Open cfangplus opened 4 years ago
I note the assembly-no-scala.xml file under the project and find the scala library is excluded, but why?
Hi cfangplus,
What Spark version were you using? The examples here are not compatible with the latest Spark-3.0.0-preview yet. If you run into the same issue on Spark 2.x, please provide your environment details and more logs so I could try reproducing this issue.
As for the Scala library, I think it's already provided by Spark runtime.
yea, I noticed that. I used spark-submit to submit the application to a spark3.0 cluster and the scala library conflicted, do you know how to fix or how to enable this scala project compatible wih spark3.0?
I know this project is developed since June 2019 and at that time the cuda version is 10.1. Now I have a gpu environment with cuda10.2, how could I get the cudf-0.9.2-cuda10-2.jar and libxgboost4j.so with cuda10.2 support?
The team is planning to support CUDA 10.2.
As for now, you could install both CUDA 10.1 & 10.2 on your server and run these examples with CUDA 10.1: https://stackoverflow.com/questions/41330798/install-multiple-versions-of-cuda-and-cudnn
That's great.
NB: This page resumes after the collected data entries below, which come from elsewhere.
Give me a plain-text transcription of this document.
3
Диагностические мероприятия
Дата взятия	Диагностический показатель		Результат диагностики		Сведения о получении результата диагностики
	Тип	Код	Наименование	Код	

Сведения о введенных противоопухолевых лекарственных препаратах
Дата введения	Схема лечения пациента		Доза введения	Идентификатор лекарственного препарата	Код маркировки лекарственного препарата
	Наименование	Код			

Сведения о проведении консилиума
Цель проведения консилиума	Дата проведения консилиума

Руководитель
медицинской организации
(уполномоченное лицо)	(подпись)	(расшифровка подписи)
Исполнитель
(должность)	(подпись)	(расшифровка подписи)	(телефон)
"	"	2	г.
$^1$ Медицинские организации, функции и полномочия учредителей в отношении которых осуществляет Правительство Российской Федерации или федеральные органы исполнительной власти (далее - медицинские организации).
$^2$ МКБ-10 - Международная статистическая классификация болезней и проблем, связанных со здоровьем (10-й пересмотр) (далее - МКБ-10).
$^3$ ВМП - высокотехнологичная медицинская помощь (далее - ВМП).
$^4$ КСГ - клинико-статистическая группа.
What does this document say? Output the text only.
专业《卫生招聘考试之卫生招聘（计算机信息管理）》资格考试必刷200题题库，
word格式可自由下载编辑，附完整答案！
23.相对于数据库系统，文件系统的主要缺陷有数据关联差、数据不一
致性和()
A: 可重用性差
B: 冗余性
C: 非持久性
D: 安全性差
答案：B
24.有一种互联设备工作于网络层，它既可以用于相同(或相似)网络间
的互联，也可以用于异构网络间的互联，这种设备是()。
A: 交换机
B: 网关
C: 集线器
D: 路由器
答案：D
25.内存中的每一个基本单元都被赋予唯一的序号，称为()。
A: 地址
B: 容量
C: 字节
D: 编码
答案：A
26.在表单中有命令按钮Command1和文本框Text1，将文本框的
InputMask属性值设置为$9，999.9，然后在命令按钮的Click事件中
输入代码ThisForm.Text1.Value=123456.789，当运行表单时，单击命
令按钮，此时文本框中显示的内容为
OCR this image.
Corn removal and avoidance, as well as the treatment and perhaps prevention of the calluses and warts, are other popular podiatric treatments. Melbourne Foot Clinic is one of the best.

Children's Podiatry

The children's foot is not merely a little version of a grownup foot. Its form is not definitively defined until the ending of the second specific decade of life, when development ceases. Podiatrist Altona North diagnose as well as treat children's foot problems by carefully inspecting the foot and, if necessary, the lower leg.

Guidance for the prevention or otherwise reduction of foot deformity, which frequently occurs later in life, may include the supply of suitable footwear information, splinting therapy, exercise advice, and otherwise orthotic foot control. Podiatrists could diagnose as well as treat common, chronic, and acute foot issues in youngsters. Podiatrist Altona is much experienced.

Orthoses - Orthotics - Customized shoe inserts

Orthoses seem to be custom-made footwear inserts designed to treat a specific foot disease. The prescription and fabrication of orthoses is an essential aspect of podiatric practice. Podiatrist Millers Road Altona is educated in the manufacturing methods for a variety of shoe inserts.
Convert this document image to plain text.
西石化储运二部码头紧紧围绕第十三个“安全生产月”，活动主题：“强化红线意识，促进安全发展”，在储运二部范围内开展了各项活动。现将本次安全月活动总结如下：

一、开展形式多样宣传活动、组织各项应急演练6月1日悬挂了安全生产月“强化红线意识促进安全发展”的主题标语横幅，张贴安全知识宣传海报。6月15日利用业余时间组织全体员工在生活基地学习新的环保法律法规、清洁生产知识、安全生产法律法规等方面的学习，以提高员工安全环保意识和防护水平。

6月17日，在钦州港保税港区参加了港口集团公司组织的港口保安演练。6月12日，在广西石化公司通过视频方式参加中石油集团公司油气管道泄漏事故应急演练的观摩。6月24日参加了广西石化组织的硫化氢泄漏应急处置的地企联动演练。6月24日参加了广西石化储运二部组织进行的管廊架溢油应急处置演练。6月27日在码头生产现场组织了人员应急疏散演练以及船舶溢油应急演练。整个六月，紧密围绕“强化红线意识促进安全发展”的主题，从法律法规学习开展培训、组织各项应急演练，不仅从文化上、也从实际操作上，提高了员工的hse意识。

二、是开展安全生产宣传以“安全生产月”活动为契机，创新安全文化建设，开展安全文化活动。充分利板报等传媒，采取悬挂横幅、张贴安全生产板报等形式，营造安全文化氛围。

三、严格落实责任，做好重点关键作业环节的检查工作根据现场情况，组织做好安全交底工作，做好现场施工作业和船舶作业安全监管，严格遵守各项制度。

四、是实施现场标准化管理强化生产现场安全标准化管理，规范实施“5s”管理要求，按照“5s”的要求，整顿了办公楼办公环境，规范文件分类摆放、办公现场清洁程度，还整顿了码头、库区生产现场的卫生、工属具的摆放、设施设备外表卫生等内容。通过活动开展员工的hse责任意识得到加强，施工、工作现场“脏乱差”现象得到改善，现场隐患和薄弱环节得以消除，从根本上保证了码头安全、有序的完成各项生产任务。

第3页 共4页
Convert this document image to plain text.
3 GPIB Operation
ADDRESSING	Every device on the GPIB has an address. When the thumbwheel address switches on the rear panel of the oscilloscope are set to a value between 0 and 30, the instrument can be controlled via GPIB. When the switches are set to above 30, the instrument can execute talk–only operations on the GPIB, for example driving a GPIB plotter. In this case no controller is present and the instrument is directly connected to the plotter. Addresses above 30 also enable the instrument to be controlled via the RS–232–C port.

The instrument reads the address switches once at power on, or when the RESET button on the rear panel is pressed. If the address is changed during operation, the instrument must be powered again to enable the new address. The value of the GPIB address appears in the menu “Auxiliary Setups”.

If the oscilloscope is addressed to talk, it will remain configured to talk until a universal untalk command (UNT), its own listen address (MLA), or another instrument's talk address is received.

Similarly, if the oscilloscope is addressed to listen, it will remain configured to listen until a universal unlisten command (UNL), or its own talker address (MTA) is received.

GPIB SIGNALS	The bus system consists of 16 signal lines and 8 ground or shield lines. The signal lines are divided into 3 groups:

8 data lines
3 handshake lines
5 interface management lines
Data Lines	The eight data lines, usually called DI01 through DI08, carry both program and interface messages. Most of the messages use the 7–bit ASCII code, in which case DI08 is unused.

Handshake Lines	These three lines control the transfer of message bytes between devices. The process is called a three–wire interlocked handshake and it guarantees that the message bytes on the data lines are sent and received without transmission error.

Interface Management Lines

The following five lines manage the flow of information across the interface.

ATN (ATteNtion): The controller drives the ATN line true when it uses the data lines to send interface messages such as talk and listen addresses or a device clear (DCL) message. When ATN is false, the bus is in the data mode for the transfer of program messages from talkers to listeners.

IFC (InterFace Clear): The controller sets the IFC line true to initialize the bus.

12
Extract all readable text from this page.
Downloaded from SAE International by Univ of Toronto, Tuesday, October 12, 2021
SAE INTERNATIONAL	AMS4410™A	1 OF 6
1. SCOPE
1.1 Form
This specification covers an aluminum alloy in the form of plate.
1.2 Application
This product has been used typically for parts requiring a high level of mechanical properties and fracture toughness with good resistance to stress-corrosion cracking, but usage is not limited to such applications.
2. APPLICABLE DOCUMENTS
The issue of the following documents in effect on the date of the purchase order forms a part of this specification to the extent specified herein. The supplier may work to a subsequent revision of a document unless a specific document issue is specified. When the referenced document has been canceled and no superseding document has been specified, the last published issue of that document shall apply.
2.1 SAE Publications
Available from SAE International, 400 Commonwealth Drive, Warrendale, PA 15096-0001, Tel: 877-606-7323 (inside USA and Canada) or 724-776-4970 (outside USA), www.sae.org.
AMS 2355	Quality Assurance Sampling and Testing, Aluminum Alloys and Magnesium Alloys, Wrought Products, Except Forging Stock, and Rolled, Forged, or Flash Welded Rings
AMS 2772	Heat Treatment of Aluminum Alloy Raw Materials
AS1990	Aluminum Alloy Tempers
Now I have another question. Why does this spark-example project be proposed? As we konw that, NV Rapids + Dask could provide distributed data processing, machine learning and graph computing, so Apache Spark seems does not been needed, right?
I think Joshua answered your question here: https://github.com/rapidsai/cudf/issues/3643
Also as specified by the README.md, this repo provides docs and example applications that demonstrate the RAPIDS.ai GPU-accelerated XGBoost-Spark project.
@chuanlihao Thank you for your reply. Recently I runed this program with cuda10.1 and the result is good. As we know, the kernel module of xgboost is writen by c/c++ and provide shared library to python, JVM, R and other languages API. So does cuML has the capacity that could be used by Spark via JNI ? Do you have some similar idea or plan?
Currently cuML only have Python binding. Technically we could apply a similar approach as in XGboost with cuML. Please let us know your use cases for cuML on Spark.
@anfeng Thanks,I mean we want to accelerate our Spark ML/Graph applications with gpu.
I followed the steps that is illustrated in the page of https://github.com/rapidsai/spark-examples/blob/master/getting-started-guides/building-sample-apps/scala.md and built the scala project. Then I used spark-submit to submit the application to the cluster and I got an exception called 'java.lang.NoClassDefFoundError: scala/Product$class'. It seems that the jar produced by the mvn command does not contain scala library. Please see the attached file for detail.